Furthermore, we can look at whether CV is a predictable trait for receivers by sorting each “year 1” and “year 2” of every transition as consistent, average, or inconsistent. Then we look at the pairs and what percentage of consistent year 1’s lead to consistent year 2’s, and so on. The results are in the following table:

Wide Receiver Consistency

Judging by these results, there appears to be some relationship (albeit a weak one) between consistency from one year to the next. A receiver who makes it into the consistent bucket only falls to the inconsistent one 17-percent of the time in the following season. But we can see that these results are far from conclusive; for example, the inconsistent receivers made the jump to being consistent 32-percent of the time. 

PPR Predictability

To get an idea for what we should consider to be a stable statistic, let’s look at the predictability of PPR points per game. For the purpose of this exercise, I labeled an “elite” season as greater than 15 PPR points per game, “starter” as 12.5-15 PPR points per game, “flex” as 10-12.5 PPR points per game, and “bench” as less than 10 PPR points per game. I ran the same exercise on the same sample of 207 seasons and here are the results:

We can clearly see this is a much stronger relationship than CV. A receiver who falls into the elite bucket has a 79-percent chance of starter or better production the following year! A receiver who can’t break 10 PPR points per game has only a 30-percent chance of breaking into the starter or elite buckets. Most visually satisfying of all, there is a clear pattern across the diagonal of this chart, which indicates the most likely outcome for every receiver is staying in the same bucket as last season. 

Putting It All Together

The final piece of this puzzle is uncovering the relationship between PPG and CV. Do wide receivers who score more points also score more consistently? Intuitively, we would expect there to be a relationship since you need to be scoring on a consistent basis in order to rack up a high PPG. Let’s see what happens when we plot the 507 seasons of at least 100 PPR points…

Wide Receiver Consistency

The data clearly shows the relationship between PPG and CV that we expected. We know that a lower CV indicates more consistent scoring, so the strong downward trendline on this chart indicates that higher scoring wide receivers are more consistent fantasy scorers. Therefore, we can assert that a receiver being consistent is not an isolated trait; instead, we should think of consistency as a byproduct of simply scoring points

We can take this one step further by looking at the effect of PPG in year 1 on CV in year 2. With the stronger year-to-year correlation of PPG and the strong relationship between PPG and CV within the same season, we find that PPG in year 1 is predictive of CV in year 2. If you’re looking for consistency, you’re better off looking at the past year’s points per game, rather than the past year’s consistency! 

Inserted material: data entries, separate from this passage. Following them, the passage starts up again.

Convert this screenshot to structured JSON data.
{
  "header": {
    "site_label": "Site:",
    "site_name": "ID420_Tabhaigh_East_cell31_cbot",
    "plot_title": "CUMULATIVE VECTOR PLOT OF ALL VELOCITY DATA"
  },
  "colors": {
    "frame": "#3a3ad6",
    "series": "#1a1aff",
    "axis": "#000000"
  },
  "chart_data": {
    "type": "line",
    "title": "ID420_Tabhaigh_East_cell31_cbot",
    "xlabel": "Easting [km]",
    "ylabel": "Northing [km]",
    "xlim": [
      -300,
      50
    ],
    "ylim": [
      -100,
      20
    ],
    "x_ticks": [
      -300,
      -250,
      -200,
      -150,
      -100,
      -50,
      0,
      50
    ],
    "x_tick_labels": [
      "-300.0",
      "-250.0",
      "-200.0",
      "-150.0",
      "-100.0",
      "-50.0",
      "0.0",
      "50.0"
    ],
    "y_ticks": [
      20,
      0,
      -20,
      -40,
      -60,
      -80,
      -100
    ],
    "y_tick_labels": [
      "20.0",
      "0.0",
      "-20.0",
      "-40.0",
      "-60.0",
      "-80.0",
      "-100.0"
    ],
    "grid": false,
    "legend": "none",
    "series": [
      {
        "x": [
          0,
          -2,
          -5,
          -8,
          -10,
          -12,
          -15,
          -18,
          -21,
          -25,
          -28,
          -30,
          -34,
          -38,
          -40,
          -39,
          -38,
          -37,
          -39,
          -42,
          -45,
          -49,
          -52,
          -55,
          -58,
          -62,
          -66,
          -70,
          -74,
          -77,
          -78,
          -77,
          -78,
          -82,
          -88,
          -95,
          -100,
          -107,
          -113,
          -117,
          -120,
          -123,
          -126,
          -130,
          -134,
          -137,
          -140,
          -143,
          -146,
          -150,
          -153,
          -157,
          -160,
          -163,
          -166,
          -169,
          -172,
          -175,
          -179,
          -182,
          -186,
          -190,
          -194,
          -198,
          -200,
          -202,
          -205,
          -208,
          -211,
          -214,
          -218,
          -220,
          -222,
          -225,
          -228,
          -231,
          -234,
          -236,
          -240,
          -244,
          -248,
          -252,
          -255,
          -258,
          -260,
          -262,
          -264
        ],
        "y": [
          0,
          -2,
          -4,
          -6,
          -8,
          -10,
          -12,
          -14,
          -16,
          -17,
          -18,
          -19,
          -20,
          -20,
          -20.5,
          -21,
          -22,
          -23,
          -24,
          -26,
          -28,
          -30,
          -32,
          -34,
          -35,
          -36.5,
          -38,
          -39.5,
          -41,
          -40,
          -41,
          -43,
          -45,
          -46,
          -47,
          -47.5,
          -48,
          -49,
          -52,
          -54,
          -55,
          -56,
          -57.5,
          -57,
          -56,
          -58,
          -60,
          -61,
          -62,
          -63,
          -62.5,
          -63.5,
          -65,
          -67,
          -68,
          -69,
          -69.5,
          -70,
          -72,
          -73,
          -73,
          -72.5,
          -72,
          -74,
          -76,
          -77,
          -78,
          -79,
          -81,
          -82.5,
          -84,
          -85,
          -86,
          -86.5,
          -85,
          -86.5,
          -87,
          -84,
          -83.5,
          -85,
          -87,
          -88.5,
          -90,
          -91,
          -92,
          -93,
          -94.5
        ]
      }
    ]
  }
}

Final Thoughts and 2022 Look-Ahead

Mike Williams in 2021 is the perfect player to consider in the context of this analysis. He finished as the WR14 in PPG by averaging 15.4 PPR points per game, but conversations about his outlook in 2022 are centered on his inconsistent production. His six games with more than 20 PPR points and seven games with fewer than 10 PPR points are worrying many drafters, yet his CV only checked in at 0.687, on the slightly inconsistent end of our “average” bucket. History would suggest that Williams’ CV will improve and he is likely to stay productive in fantasy. Then bake in the context of his contract extension, the fact it will be his second year in the Chargers’ new offensive system, and the development of Justin Herbert, and you’ve got a clear buy for 2022 despite the public’s concerns about his consistency.  

This research shows that consistency is much less sticky year-to-year than points per game, and the two are strongly related within the same season. As a result, the past year’s PPG is as good (or better) at predicting the next year’s CV as the previous year’s CV. When you’re on the clock in your redraft leagues this year, don’t let your perceptions about a receiver’s consistency affect your decision.